Republican voters are reportedly eyeing the newest impeachment push by House Speaker Nancy Pelosi and Democratic members in the House as a non-issue.
According to a report from Reuters, these Republican voters believe the effort will likely backfire for the Democrat Party, resulting in a triumphant re-election campaign for President Trump.
Alarmed by a whistleblower’s revelations that Trump pressed Ukrainian President Volodymyr Zelenskiy to investigate the 2020 Democratic presidential front-runner, former Vice President Joe Biden, Democratic leaders of the U.S. House of Representatives this week launched a formal impeachment inquiry into the Republican president.
Among the public, interviews with more than 60 voters across four of the most important counties in the 2020 election showed Republicans largely confident the impeachment process will backfire and Trump will win re-election. Democrats, on the other hand, are worried they may be right.
Public opinion has time to shift before voters cast their ballots next November. But for now, the prospect of impeachment has done little to sway opinions, largely formed along party lines, according to the interviews and polling.
A Reuters/Ipsos poll taken on Monday and Tuesday showed 37% of respondents favored impeaching the president versus 45% who were opposed. That 37% figure was down from 41% three weeks earlier and down from 44% in May, after the release of former Special Counsel Robert Mueller’s report on Russian meddling in the 2016 election.
Several residents quoted in the report supported its findings like Florida resident Richard Sibilla, who most recently voted for Hillary Clinton, said the impeachment process is “going to help him [Trump].”
“After this, he has a much better chance of winning another election, as scary as that sounds. It’s not even worth following because it’s all going to help him,” he told the outlet.
Marc Devlin, a Pennsylvania consultant added, “This is my fear, that it will actually add some flame to his fire with his base. I just fear ‘party over country.’”
Note: The author of this article has included commentary that expresses an opinion and analysis of the facts.
“I don’t think he did anything wrong,” said Joe D’Ambrosio, 78, who runs a barber shop in Bethlehem, Pennsylvania, and cheers Trump’s efforts to crack down on illegal immigration.

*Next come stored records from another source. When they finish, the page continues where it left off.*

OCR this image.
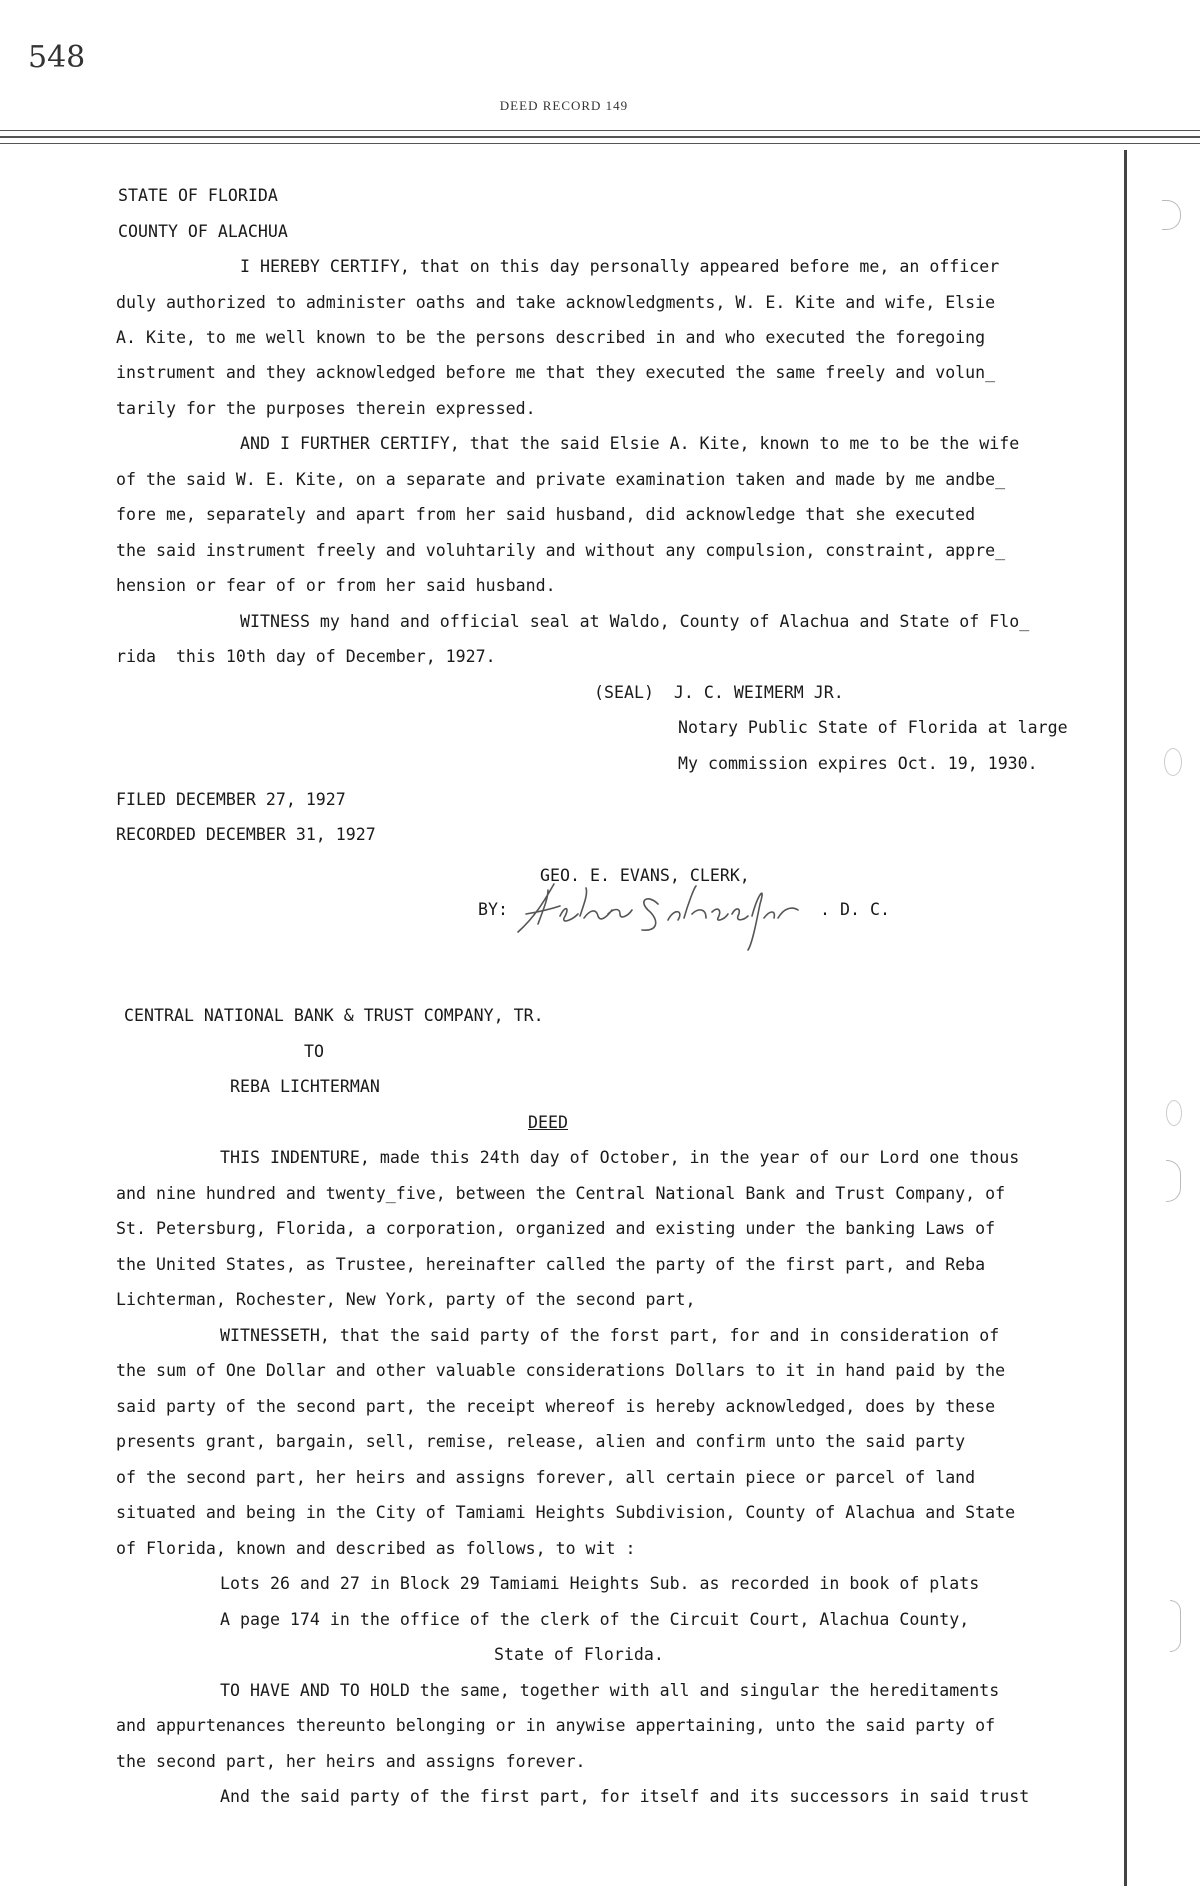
548
DEED RECORD 149
STATE OF FLORIDA
COUNTY OF ALACHUA
I HEREBY CERTIFY, that on this day personally appeared before me, an officer
duly authorized to administer oaths and take acknowledgments, W. E. Kite and wife, Elsie
A. Kite, to me well known to be the persons described in and who executed the foregoing
instrument and they acknowledged before me that they executed the same freely and volun_
tarily for the purposes therein expressed.
AND I FURTHER CERTIFY, that the said Elsie A. Kite, known to me to be the wife
of the said W. E. Kite, on a separate and private examination taken and made by me andbe_
fore me, separately and apart from her said husband, did acknowledge that she executed
the said instrument freely and voluhtarily and without any compulsion, constraint, appre_
hension or fear of or from her said husband.
WITNESS my hand and official seal at Waldo, County of Alachua and State of Flo_
rida  this 10th day of December, 1927.
(SEAL)  J. C. WEIMERM JR.
Notary Public State of Florida at large
My commission expires Oct. 19, 1930.
FILED DECEMBER 27, 1927
RECORDED DECEMBER 31, 1927
GEO. E. EVANS, CLERK,
BY:	. D. C.
CENTRAL NATIONAL BANK & TRUST COMPANY, TR.
TO
REBA LICHTERMAN
DEED
THIS INDENTURE, made this 24th day of October, in the year of our Lord one thous
and nine hundred and twenty_five, between the Central National Bank and Trust Company, of
St. Petersburg, Florida, a corporation, organized and existing under the banking Laws of
the United States, as Trustee, hereinafter called the party of the first part, and Reba
Lichterman, Rochester, New York, party of the second part,
WITNESSETH, that the said party of the forst part, for and in consideration of
the sum of One Dollar and other valuable considerations Dollars to it in hand paid by the
said party of the second part, the receipt whereof is hereby acknowledged, does by these
presents grant, bargain, sell, remise, release, alien and confirm unto the said party
of the second part, her heirs and assigns forever, all certain piece or parcel of land
situated and being in the City of Tamiami Heights Subdivision, County of Alachua and State
of Florida, known and described as follows, to wit :
Lots 26 and 27 in Block 29 Tamiami Heights Sub. as recorded in book of plats
A page 174 in the office of the clerk of the Circuit Court, Alachua County,
State of Florida.
TO HAVE AND TO HOLD the same, together with all and singular the hereditaments
and appurtenances thereunto belonging or in anywise appertaining, unto the said party of
the second part, her heirs and assigns forever.
And the said party of the first part, for itself and its successors in said trust
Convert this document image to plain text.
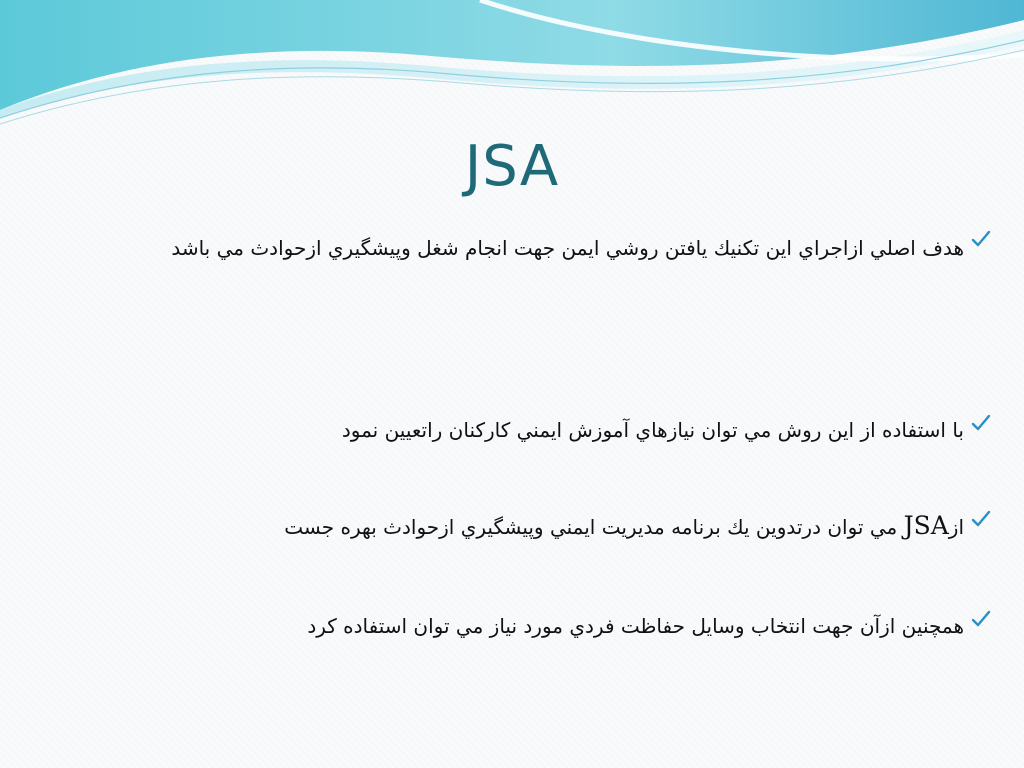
JSA
هدف اصلي ازاجراي اين تكنيك يافتن روشي ايمن جهت انجام شغل وپيشگيري ازحوادث مي باشد
با استفاده از اين روش مي توان نيازهاي آموزش ايمني كاركنان راتعيين نمود
ازJSA مي توان درتدوين يك برنامه مديريت ايمني وپيشگيري ازحوادث بهره جست
همچنين ازآن جهت انتخاب وسايل حفاظت فردي مورد نياز مي توان استفاده كرد
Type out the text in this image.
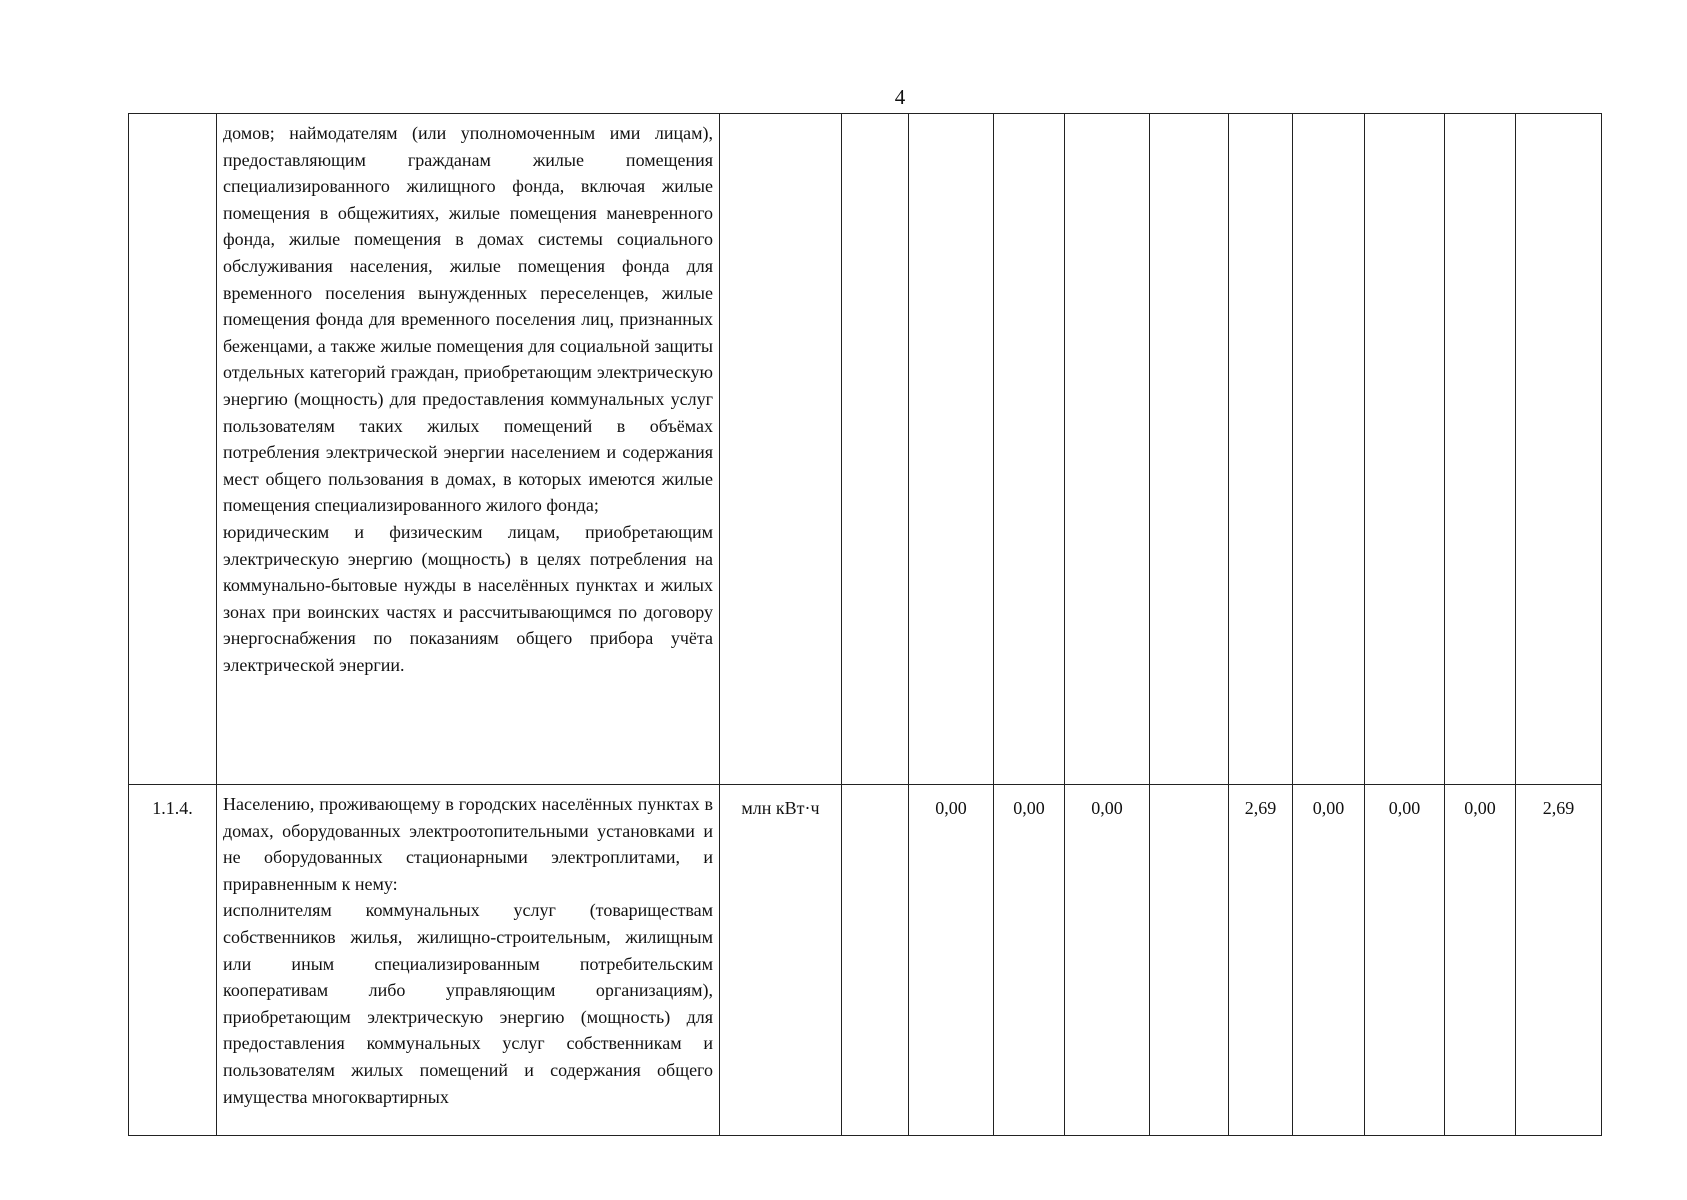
4

	домов; наймодателям (или уполномоченным ими лицам), предоставляющим гражданам жилые помещения специализированного жилищного фонда, включая жилые помещения в общежитиях, жилые помещения маневренного фонда, жилые помещения в домах системы социального обслуживания населения, жилые помещения фонда для временного поселения вынужденных переселенцев, жилые помещения фонда для временного поселения лиц, признанных беженцами, а также жилые помещения для социальной защиты отдельных категорий граждан, приобретающим электрическую энергию (мощность) для предоставления коммунальных услуг пользователям таких жилых помещений в объёмах потребления электрической энергии населением и содержания мест общего пользования в домах, в которых имеются жилые помещения специализированного жилого фонда;

юридическим и физическим лицам, приобретающим электрическую энергию (мощность) в целях потребления на коммунально-бытовые нужды в населённых пунктах и жилых зонах при воинских частях и рассчитывающимся по договору энергоснабжения по показаниям общего прибора учёта электрической энергии.											

1.1.4.	Населению, проживающему в городских населённых пунктах в домах, оборудованных электроотопительными установками и не оборудованных стационарными электроплитами, и приравненным к нему:

исполнителям коммунальных услуг (товариществам собственников жилья, жилищно-строительным, жилищным или иным специализированным потребительским кооперативам либо управляющим организациям), приобретающим электрическую энергию (мощность) для предоставления коммунальных услуг собственникам и пользователям жилых помещений и содержания общего имущества многоквартирных	млн кВт·ч		0,00	0,00	0,00		2,69	0,00	0,00	0,00	2,69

Lee Snover, chair of the Northampton County Republican Committee, said she felt the impeachment inquiry was the latest instance of the Democrats using unfair tactics to try to take Trump down. It showed, she said, how disconnected Washington’s politicians are from the country.
“I have not had one Republican crack or say they’re turning or going the other way. They’re laughing it off. I think it’s going to help him,” said Snover, 50.
“They have this idea that everyone is siding with them, that Trump is an impeachable president, when really it’s only a minority,” Rose Mulet, 19, said of the Democratic leadership in Congress. “It’s not a reflection of the general public.”